Kisah Batara Surya dan istrinya
Batara Guru telah membagi setiap dewa untuk membuat istana sendiri disamping istana Iswaraloka yang berada di pusat kahyangan Jonggring Saloka. Diantaranya istana Suwelagringing milik batara Sambu, istana Daksinageni milik batara Brahma, istana Rinjamaya/Karang Kaendran milik Batara Indra, istana Swargapanglawung milik Batara Bayu, istana Untarasegara yang teletak di Gunung Waikunta milik Batara Wisnu, istana Ekacakra/Suryaloka milik Batara Surya, istana Argadumilah milik Batara Yamadipati, istana Cakrakembang milik Batara Kamajaya dan Dewi Ratih dan lain-lain. Pada suatu hari, para dewa di kahyangan Jonggring Saloka sedang berunding tentang para raksasa keturunan Batara Rudra yang terus membuat kerusakan. Kerusakan itu membuat tatanan hidup di Marcapada menjadi kacau. Akhirnya mereka mulai menunjukkan permusuhan pada para dewa. Terjadilah perang berkecamuk antara para dewa dengan bangsa raksasa durjana. Perang yang sedemikian lama membuat para dewa kewalahan. Para empu kahyangan seperti batara Empu Wiswakarma, Batara Empu Ramayadi dan Batara Empu Angganjali bekerja keras untuk menciptakan berbagai senjata hebat diantaranya Cakra Widaksana untuk Batara Wisnu, Tombak Bajra yang mengeluarkan halilintar untuk Batara Indra, Gada Kaumodaki untuk Batara Wisnu dan yang lain-lain. Batara Empu Wiswakarma berhasil menciptakan sebuah cairan yang bila dituangkan ke sebuah senjata maka akan terbentuk kembaran dari senjata itu.

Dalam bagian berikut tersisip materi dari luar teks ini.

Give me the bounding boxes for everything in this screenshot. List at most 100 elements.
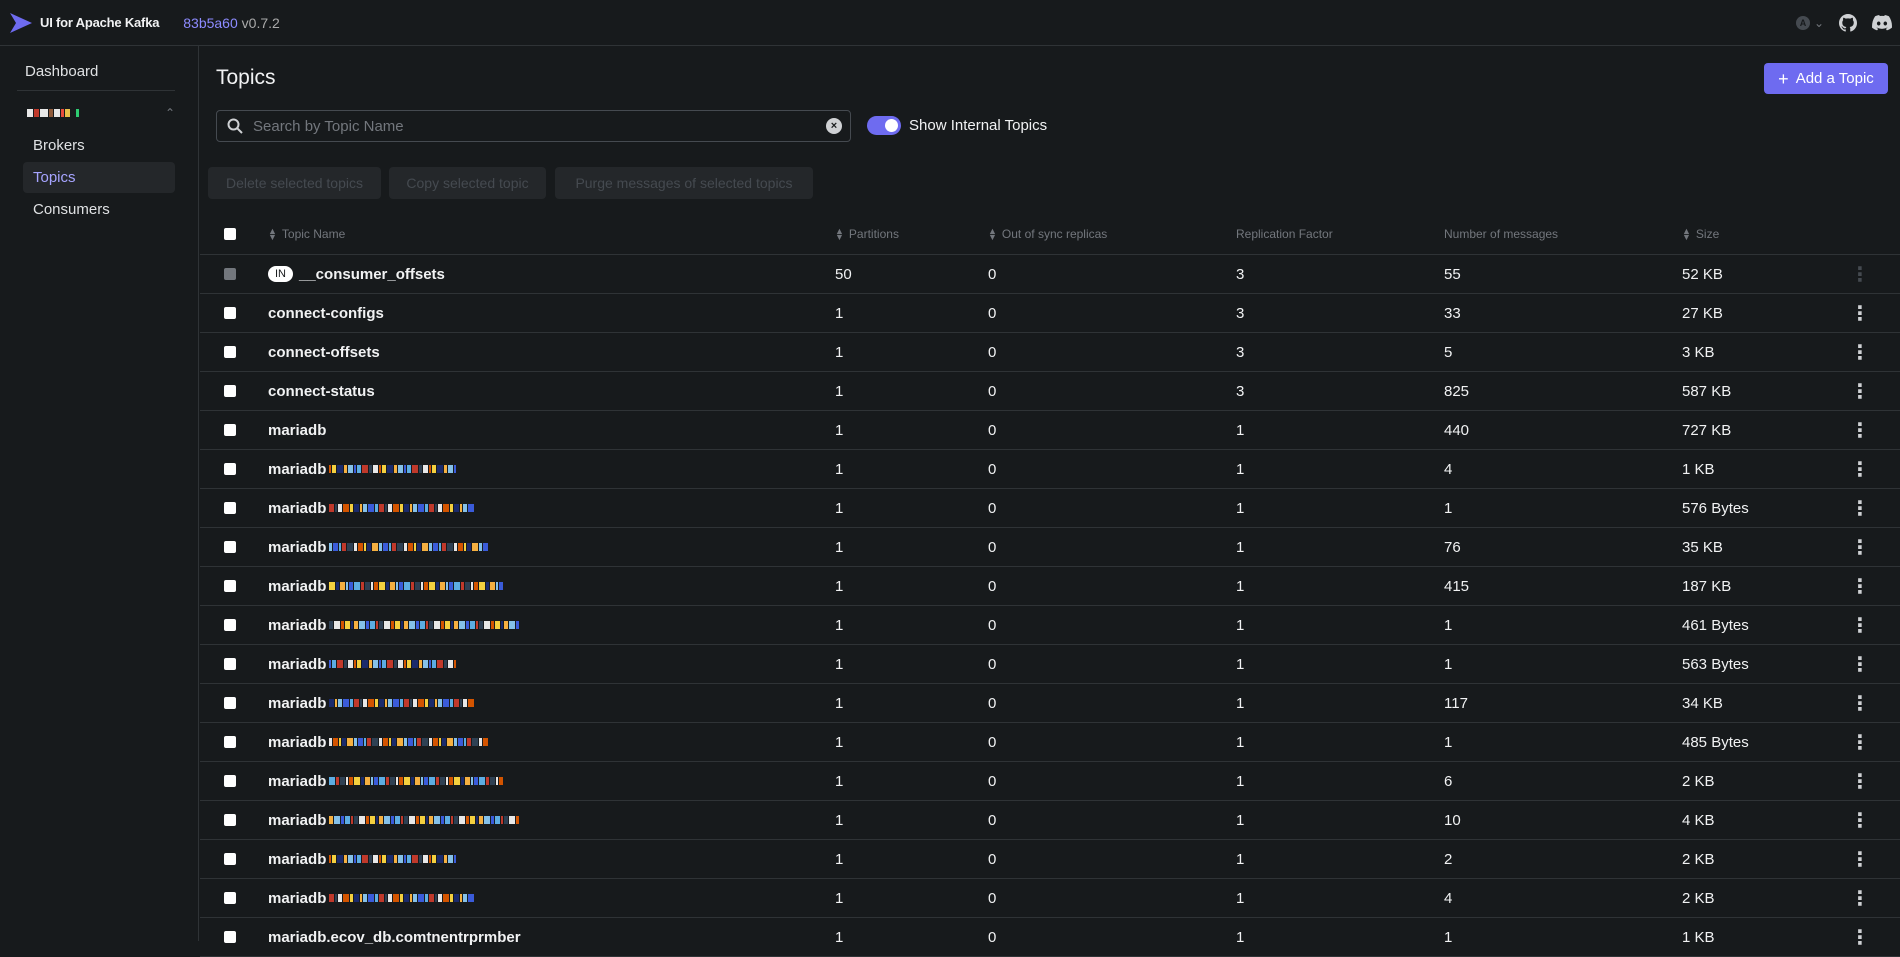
table-row[interactable]: IN __consumer_offsets 50 0 3 55 52 KB ⋮ bbox=[200, 255, 1900, 294]
more-actions-icon[interactable]: ⋮ bbox=[1850, 730, 1870, 755]
toggle-label: Show Internal Topics bbox=[909, 117, 1048, 134]
delete-selected-button[interactable]: Delete selected topics bbox=[208, 167, 381, 199]
topic-name-link[interactable]: mariadb bbox=[268, 422, 326, 439]
sidebar-item-topics[interactable]: Topics bbox=[23, 162, 175, 193]
topic-name-link[interactable]: mariadb bbox=[268, 734, 326, 751]
version-hash-link[interactable]: 83b5a60 bbox=[183, 15, 238, 31]
table-row[interactable]: mariadb 1 0 1 117 34 KB ⋮ bbox=[200, 684, 1900, 723]
more-actions-icon[interactable]: ⋮ bbox=[1850, 769, 1870, 794]
table-row[interactable]: mariadb 1 0 1 1 485 Bytes ⋮ bbox=[200, 723, 1900, 762]
topic-name-link[interactable]: connect-status bbox=[268, 383, 375, 400]
topic-name-link[interactable]: connect-configs bbox=[268, 305, 384, 322]
table-row[interactable]: mariadb 1 0 1 4 1 KB ⋮ bbox=[200, 450, 1900, 489]
col-partitions[interactable]: ▲ ▼ Partitions bbox=[835, 210, 899, 254]
topic-name-link[interactable]: mariadb bbox=[268, 617, 326, 634]
more-actions-icon[interactable]: ⋮ bbox=[1850, 262, 1870, 287]
more-actions-icon[interactable]: ⋮ bbox=[1850, 808, 1870, 833]
col-size[interactable]: ▲ ▼ Size bbox=[1682, 210, 1719, 254]
topic-name-link[interactable]: mariadb bbox=[268, 539, 326, 556]
row-checkbox[interactable] bbox=[224, 814, 236, 826]
row-checkbox[interactable] bbox=[224, 697, 236, 709]
user-menu[interactable]: A ⌄ bbox=[1795, 16, 1824, 30]
col-topic-name[interactable]: ▲ ▼ Topic Name bbox=[268, 210, 345, 254]
row-checkbox[interactable] bbox=[224, 385, 236, 397]
more-actions-icon[interactable]: ⋮ bbox=[1850, 379, 1870, 404]
table-row[interactable]: mariadb 1 0 1 4 2 KB ⋮ bbox=[200, 879, 1900, 918]
table-row[interactable]: mariadb 1 0 1 1 576 Bytes ⋮ bbox=[200, 489, 1900, 528]
add-topic-button[interactable]: + Add a Topic bbox=[1764, 63, 1888, 94]
table-row[interactable]: mariadb 1 0 1 2 2 KB ⋮ bbox=[200, 840, 1900, 879]
messages-cell: 1 bbox=[1444, 928, 1453, 946]
topic-name-link[interactable]: mariadb.ecov_db.comtnentrprmber bbox=[268, 929, 521, 946]
more-actions-icon[interactable]: ⋮ bbox=[1850, 418, 1870, 443]
sidebar-item-dashboard[interactable]: Dashboard bbox=[25, 63, 98, 80]
col-out-of-sync[interactable]: ▲ ▼ Out of sync replicas bbox=[988, 210, 1107, 254]
topic-name-link[interactable]: mariadb bbox=[268, 890, 326, 907]
cluster-toggle[interactable]: ⌃ bbox=[27, 101, 175, 125]
more-actions-icon[interactable]: ⋮ bbox=[1850, 925, 1870, 950]
row-checkbox[interactable] bbox=[224, 658, 236, 670]
topic-name-link[interactable]: mariadb bbox=[268, 656, 326, 673]
select-all-checkbox[interactable] bbox=[224, 228, 236, 240]
row-checkbox[interactable] bbox=[224, 619, 236, 631]
row-checkbox[interactable] bbox=[224, 580, 236, 592]
table-row[interactable]: connect-configs 1 0 3 33 27 KB ⋮ bbox=[200, 294, 1900, 333]
table-row[interactable]: mariadb 1 0 1 1 563 Bytes ⋮ bbox=[200, 645, 1900, 684]
table-row[interactable]: mariadb.ecov_db.comtnentrprmber 1 0 1 1 … bbox=[200, 918, 1900, 957]
more-actions-icon[interactable]: ⋮ bbox=[1850, 340, 1870, 365]
table-row[interactable]: mariadb 1 0 1 6 2 KB ⋮ bbox=[200, 762, 1900, 801]
table-row[interactable]: connect-offsets 1 0 3 5 3 KB ⋮ bbox=[200, 333, 1900, 372]
more-actions-icon[interactable]: ⋮ bbox=[1850, 847, 1870, 872]
row-checkbox[interactable] bbox=[224, 892, 236, 904]
partitions-cell: 1 bbox=[835, 889, 844, 907]
table-row[interactable]: mariadb 1 0 1 10 4 KB ⋮ bbox=[200, 801, 1900, 840]
more-actions-icon[interactable]: ⋮ bbox=[1850, 535, 1870, 560]
topic-name-link[interactable]: mariadb bbox=[268, 500, 326, 517]
github-icon[interactable] bbox=[1838, 13, 1858, 33]
topic-name-link[interactable]: mariadb bbox=[268, 695, 326, 712]
internal-topics-toggle[interactable] bbox=[867, 116, 901, 135]
topic-name-link[interactable]: connect-offsets bbox=[268, 344, 380, 361]
row-checkbox[interactable] bbox=[224, 736, 236, 748]
table-row[interactable]: mariadb 1 0 1 415 187 KB ⋮ bbox=[200, 567, 1900, 606]
partitions-cell: 1 bbox=[835, 538, 844, 556]
more-actions-icon[interactable]: ⋮ bbox=[1850, 574, 1870, 599]
topic-name-link[interactable]: mariadb bbox=[268, 851, 326, 868]
row-checkbox[interactable] bbox=[224, 775, 236, 787]
copy-selected-button[interactable]: Copy selected topic bbox=[389, 167, 546, 199]
chevron-up-icon[interactable]: ⌃ bbox=[165, 106, 175, 120]
row-checkbox[interactable] bbox=[224, 424, 236, 436]
discord-icon[interactable] bbox=[1872, 13, 1892, 33]
purge-selected-button[interactable]: Purge messages of selected topics bbox=[555, 167, 813, 199]
topic-name-link[interactable]: mariadb bbox=[268, 773, 326, 790]
table-row[interactable]: mariadb 1 0 1 76 35 KB ⋮ bbox=[200, 528, 1900, 567]
more-actions-icon[interactable]: ⋮ bbox=[1850, 652, 1870, 677]
more-actions-icon[interactable]: ⋮ bbox=[1850, 301, 1870, 326]
row-checkbox[interactable] bbox=[224, 853, 236, 865]
more-actions-icon[interactable]: ⋮ bbox=[1850, 457, 1870, 482]
row-checkbox[interactable] bbox=[224, 502, 236, 514]
more-actions-icon[interactable]: ⋮ bbox=[1850, 496, 1870, 521]
table-row[interactable]: mariadb 1 0 1 1 461 Bytes ⋮ bbox=[200, 606, 1900, 645]
redacted-suffix bbox=[329, 855, 457, 863]
row-checkbox[interactable] bbox=[224, 307, 236, 319]
more-actions-icon[interactable]: ⋮ bbox=[1850, 613, 1870, 638]
more-actions-icon[interactable]: ⋮ bbox=[1850, 886, 1870, 911]
sidebar-item-consumers[interactable]: Consumers bbox=[23, 194, 175, 225]
row-checkbox[interactable] bbox=[224, 346, 236, 358]
app-title[interactable]: UI for Apache Kafka bbox=[40, 15, 159, 30]
logo-icon[interactable] bbox=[10, 11, 32, 35]
topic-name-link[interactable]: mariadb bbox=[268, 812, 326, 829]
row-checkbox[interactable] bbox=[224, 931, 236, 943]
row-checkbox[interactable] bbox=[224, 463, 236, 475]
topic-name-link[interactable]: __consumer_offsets bbox=[299, 266, 445, 283]
sidebar-item-brokers[interactable]: Brokers bbox=[23, 130, 175, 161]
topic-name-link[interactable]: mariadb bbox=[268, 578, 326, 595]
search-input[interactable]: Search by Topic Name × bbox=[216, 110, 851, 142]
more-actions-icon[interactable]: ⋮ bbox=[1850, 691, 1870, 716]
table-row[interactable]: connect-status 1 0 3 825 587 KB ⋮ bbox=[200, 372, 1900, 411]
topic-name-link[interactable]: mariadb bbox=[268, 461, 326, 478]
table-row[interactable]: mariadb 1 0 1 440 727 KB ⋮ bbox=[200, 411, 1900, 450]
row-checkbox[interactable] bbox=[224, 541, 236, 553]
clear-search-icon[interactable]: × bbox=[826, 118, 842, 134]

Di tempat lain, di istana Ekacakra/Suryaloka, Dewi Sangya atau Ngruna, putri Batara Empu Wiswakarma, istri Batara Surya telah dikaruniai sepasang putra dan putri dari sang suami yaitu Batara Rewanta dan Dewi Yamuna. Pernikahannya begitu harmonis namun juga dipenuhi dengan rasa sakit. Ia selalu merasa kesakitan bila berdekatan dengan suaminya, Batara Surya karena perbawa sang suami yang berupa cahaya terlalu kuat. Awalnya rasa sakit itu tak dihiraukannya namun lama kelamaan ia tak tahan lagi. Maka ia pun memutuskan untuk menjenguk ayahnya, di istana Wiswaloka. Di sana ia berkeluh kesah pada sang ayah “ampun ayahanda. Kedatangan putrimu ini karena aku ingin menyepi sejenak. Aku merasa tidak nyaman berdekatan dengan suamiku. Aku memang sseorang dewi tapi tubuhku tidak mampu bertahan dengan perbawa yang dipancarkannya. Sebagai putra Batara Semar, cahaya perbawa suamiku terlalu kuat. Setiap kali ia mendekatiku, tubuhku terasa perih dan kesakitan seperti terbakar. Ayahanda adalah empu para dewa. Apakah ayahanda punya solusi untuk masalah ini?” “anakku, untuk masalah ini mungkin hanya kamu yang bisa menyelesaikannya. Tapi jika kau adalah bayangan, maka bayangan akan mengikuti apa yang dikatakan tubuh.”
Kembaran sang Dewi Sinar
Perkataan Batara Empu Wiswakarma membuat Dewi Sangya merasa tercerahkan. Pada suatu malam secara diam-diam, Dewi Sangya masuk ke dalam ruangan pribadi ayahnya itu, tempat dimana semua pusaka dibuat. Dia melihat ada sebuah cairan yang bertulis “cairan pengganda”. Ia kemudian mengambil sebotol lalu mengambil sehelai rontokan rambutnya dan rambut ayahnya. Pagi hampir tiba, Dewi Sangya harus segera kembali ke istana Ekacakra tapi dia ingin bertapa untuk membuat tubuhnya lebih kuat.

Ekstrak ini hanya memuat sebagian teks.